Стратт сделала глоток из бокала.

– Это не главная проблема. Главная проблема заключается в следующем: в среднем гены резистентности встречаются у одного человека из семи тысяч.

– Нехило! – Я откинулся на спинку стула.

– Именно. Мы не сможем послать самых лучших специалистов. Мы отправим в космос лишь одну семитысячную их часть.

– То есть в среднем одну трехсполовинойтысячную, – уточнил я.

Она лишь закатила глаза.

– И тем не менее, – настаивал я. – Одна семитысячная часть всего населения Земли составляет один миллион человек. Посмотрите на задачу с другой стороны: у вас миллион человек в качестве потенциальных кандидатов. И нужны вам лишь трое.

– Шестеро, – поправила Стратт. – Для основного и дублирующего экипажей. Не хватало еще провалить миссию только потому, что за день до старта кого-нибудь собьет машина.

– Ну хорошо, значит, шестеро.

– Да. Шесть человек, которые годятся в космонавты, имеют научное образование, дабы разобраться с тем, что происходит с астрофагами на Тау Кита, и готовы отправиться на самоубийственное задание.

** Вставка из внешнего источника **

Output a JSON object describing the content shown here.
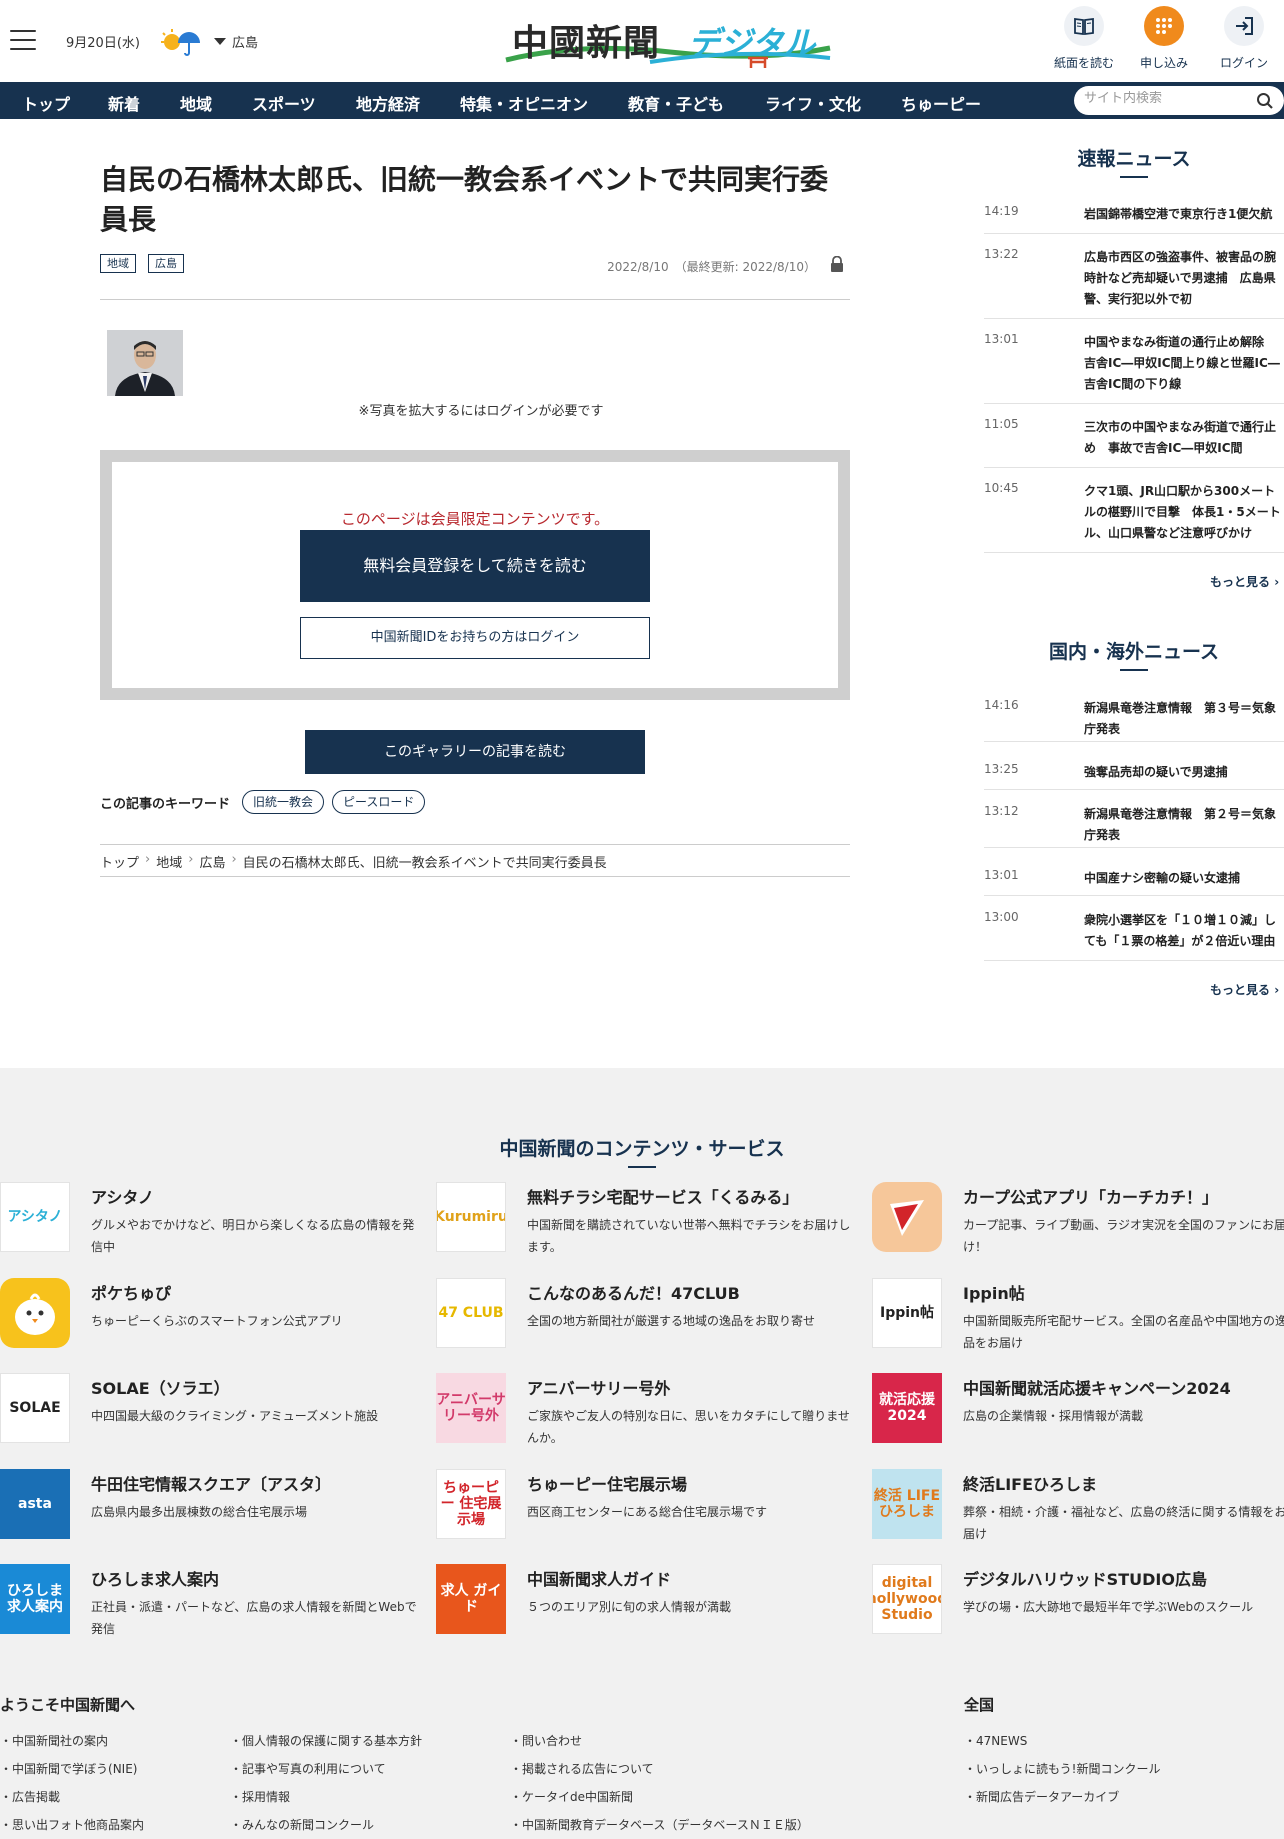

– Из миллионной выборки, – подчеркнул я. – Из миллиона человек.

Стратт молча глотнула из бокала.

Прочистив горло, я произнес:

– То есть или вы решаетесь выбрать самых лучших кандидатов, и, возможно, они переубивают друг друга, или делаете ставку на еще не разработанные медицинские технологии, которые позволят автоматически ухаживать за менее одаренными людьми.

– Примерно так. В любом случае, риск огромен. Это самое тяжелое решение в моей жизни.

– Хорошо, что вы уже приняли его, – заметил я.

Она удивленно приподняла бровь.

– Конечно, – произнес я. – Вы просто хотели, чтобы кто-нибудь еще раз проговорил то, что вам и так известно. Если оставите экипаж бодрствовать, то с вероятностью психоза ничего поделать нельзя. Зато впереди у нас несколько лет, чтобы разработать систему автоматизированного ухода за пациентами в коме.

Стратт слегка нахмурилась, но не проронила ни слова.

– А кроме того, – добавил я тише, – мы и так просим космонавтов осознанно пойти на смерть. Мы не станем подвергать их еще и эмоциональным мучениям в течение четырех лет. В данном случае наука и этика на одной чаше весов, и вы это знаете.

Она едва заметно кивнула и одним махом осушила бокал.

– Очень хорошо. Можете идти. – Стратт пододвинула к себе ноутбук и застучала пальцами по клавишам.